Is a business-IT clash causing a data analytics disconnect?

The IT teams say the tools are up to scratch, but those using them say they're missing the mark.
14 May 2019

Data analytics interface. Source: Unsplash

Businesses now have more data than ever, and right now, it’s more than they can make use of.

With more channels, sources and touchpoints, and methods to produce it than ever, one of the main obstacles for companies is the vast volumes of data they’re dealing with.

Faced with this data deluge, companies are often unprepared and under-equipped to find, prepare and analyze. As such, they’re missing opportunities for, business intelligence, strategic market insights, and data-driven decision-making.

But while data analytics skills may be lacking within companies, there is another obstacle— and it could be one of a communication problem between the IT department and rest of business.

A survey of attendees at Adobe Summit 2019 by Cognetik, featuring marketers, analysts, IT professionals, product managers, developers and operations, set out to explore the level of perceived data maturity within businesses today.

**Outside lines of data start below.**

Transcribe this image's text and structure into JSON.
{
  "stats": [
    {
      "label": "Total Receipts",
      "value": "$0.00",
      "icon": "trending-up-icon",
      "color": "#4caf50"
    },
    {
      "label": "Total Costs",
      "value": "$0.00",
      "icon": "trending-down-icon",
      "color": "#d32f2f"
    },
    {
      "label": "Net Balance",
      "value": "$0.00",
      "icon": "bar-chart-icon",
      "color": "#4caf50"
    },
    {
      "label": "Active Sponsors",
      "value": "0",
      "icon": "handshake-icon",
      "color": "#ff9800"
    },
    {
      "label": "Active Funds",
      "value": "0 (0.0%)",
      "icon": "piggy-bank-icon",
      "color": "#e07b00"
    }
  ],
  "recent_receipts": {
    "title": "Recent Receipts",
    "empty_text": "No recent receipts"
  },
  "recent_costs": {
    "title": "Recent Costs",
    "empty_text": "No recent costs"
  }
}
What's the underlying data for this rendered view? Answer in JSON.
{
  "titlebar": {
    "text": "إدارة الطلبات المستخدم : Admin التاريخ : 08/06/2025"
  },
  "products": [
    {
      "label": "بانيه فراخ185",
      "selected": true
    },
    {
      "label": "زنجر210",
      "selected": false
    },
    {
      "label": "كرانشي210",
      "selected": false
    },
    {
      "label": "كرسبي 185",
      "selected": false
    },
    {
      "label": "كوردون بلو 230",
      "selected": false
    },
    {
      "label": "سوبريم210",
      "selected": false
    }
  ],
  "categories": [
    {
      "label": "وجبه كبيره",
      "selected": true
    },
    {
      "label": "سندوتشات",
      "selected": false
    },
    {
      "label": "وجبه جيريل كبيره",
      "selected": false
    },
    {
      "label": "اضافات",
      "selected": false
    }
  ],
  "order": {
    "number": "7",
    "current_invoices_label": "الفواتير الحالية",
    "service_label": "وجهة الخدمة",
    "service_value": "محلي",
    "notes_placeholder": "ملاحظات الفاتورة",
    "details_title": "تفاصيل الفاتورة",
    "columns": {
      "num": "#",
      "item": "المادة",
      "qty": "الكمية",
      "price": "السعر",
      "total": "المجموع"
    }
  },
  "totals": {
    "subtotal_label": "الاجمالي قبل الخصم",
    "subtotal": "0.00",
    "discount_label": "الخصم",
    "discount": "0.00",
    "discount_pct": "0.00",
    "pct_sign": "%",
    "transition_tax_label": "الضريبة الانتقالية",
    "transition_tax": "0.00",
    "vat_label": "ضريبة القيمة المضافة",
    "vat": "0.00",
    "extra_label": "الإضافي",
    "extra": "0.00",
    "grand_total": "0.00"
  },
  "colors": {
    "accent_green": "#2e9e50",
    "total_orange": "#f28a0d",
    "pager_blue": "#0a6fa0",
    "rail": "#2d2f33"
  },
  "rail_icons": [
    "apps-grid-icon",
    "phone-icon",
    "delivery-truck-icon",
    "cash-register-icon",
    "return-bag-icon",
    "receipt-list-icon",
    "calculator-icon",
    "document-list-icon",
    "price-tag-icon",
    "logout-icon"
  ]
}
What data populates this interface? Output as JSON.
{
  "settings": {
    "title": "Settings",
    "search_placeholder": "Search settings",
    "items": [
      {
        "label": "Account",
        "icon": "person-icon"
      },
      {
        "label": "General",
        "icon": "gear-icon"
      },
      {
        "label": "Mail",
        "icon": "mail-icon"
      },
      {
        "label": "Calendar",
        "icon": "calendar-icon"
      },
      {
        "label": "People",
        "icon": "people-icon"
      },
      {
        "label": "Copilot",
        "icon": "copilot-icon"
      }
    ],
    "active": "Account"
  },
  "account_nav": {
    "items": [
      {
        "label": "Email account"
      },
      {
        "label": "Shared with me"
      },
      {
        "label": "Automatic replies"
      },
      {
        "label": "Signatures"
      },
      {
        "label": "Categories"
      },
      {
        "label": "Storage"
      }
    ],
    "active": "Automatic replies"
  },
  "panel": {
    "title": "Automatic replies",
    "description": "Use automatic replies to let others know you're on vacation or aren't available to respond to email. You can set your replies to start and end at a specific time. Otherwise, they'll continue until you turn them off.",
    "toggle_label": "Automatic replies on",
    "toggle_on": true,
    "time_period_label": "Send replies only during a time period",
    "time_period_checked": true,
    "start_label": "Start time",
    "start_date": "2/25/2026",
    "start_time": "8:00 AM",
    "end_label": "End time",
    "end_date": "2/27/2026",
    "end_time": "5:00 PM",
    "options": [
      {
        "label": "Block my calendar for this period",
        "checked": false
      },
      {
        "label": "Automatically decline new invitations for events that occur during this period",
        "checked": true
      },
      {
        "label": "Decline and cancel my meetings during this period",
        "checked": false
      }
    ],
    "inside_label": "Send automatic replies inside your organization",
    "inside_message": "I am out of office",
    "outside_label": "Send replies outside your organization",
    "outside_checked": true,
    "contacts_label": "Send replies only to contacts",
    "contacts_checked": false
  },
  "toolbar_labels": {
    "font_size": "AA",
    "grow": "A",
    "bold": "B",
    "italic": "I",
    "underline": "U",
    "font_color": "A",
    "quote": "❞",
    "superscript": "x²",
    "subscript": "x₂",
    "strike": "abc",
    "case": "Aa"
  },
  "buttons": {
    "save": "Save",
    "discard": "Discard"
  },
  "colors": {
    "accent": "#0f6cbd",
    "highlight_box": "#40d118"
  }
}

All of these remits stand to benefit from data access, and yet the biggest portion (27 percent) said that this was only ‘sometimes’ the case.

Both analysts and marketers said they had a ‘limited’ view of the customer, feeling that their organizations currently don’t use their technology to its fullest potential.

Just 10% of employees always have access to data and insights when they need them and only 7% trust their data quality to help them back informed decisions.

They also considered the maturity of their data analytics programs to be fairly low, and suggested leadership wasn’t regularly using data to make informed decisions.

IT professionals, however, had a different attitude.

This group believed their analytics systems to be well-developed and integrated. They believe their business understands their customer, that insights are readily available, and executives are using the data to make decisions.

The upshot? The IT function is tasked with building the organization’s tech stack and, most of the time, they are confident they are achieving it and that the tools are there for the organization’s needs.

On the flip side, marketers and analysts disagree— they don’t believe they have the right tools at their disposal (at least, to the standard they require), and that the business as a whole is missing data-led opportunities as a result.

According to Cognetik, this kind of internal disconnect is a sign that many companies aren’t taking a unified approach when it comes to mapping their business goals to the data initiatives and touchpoints required to achieve them.

According to the report, an organization’s data maturity falls into one of four categories:

  • Ad-Hoc. Data is only evaluated on an as-needed basis. Most decisions are not data-driven.
  • Periodic. Data is reviewed quarterly, monthly or daily, but little emphasis is placed on future-looking analysis.
  • Ingrained. Most decisions are data-driven. Products and services are constantly measured.
  • Strategic. Data is considered a core asset and is critical when making strategic business decisions.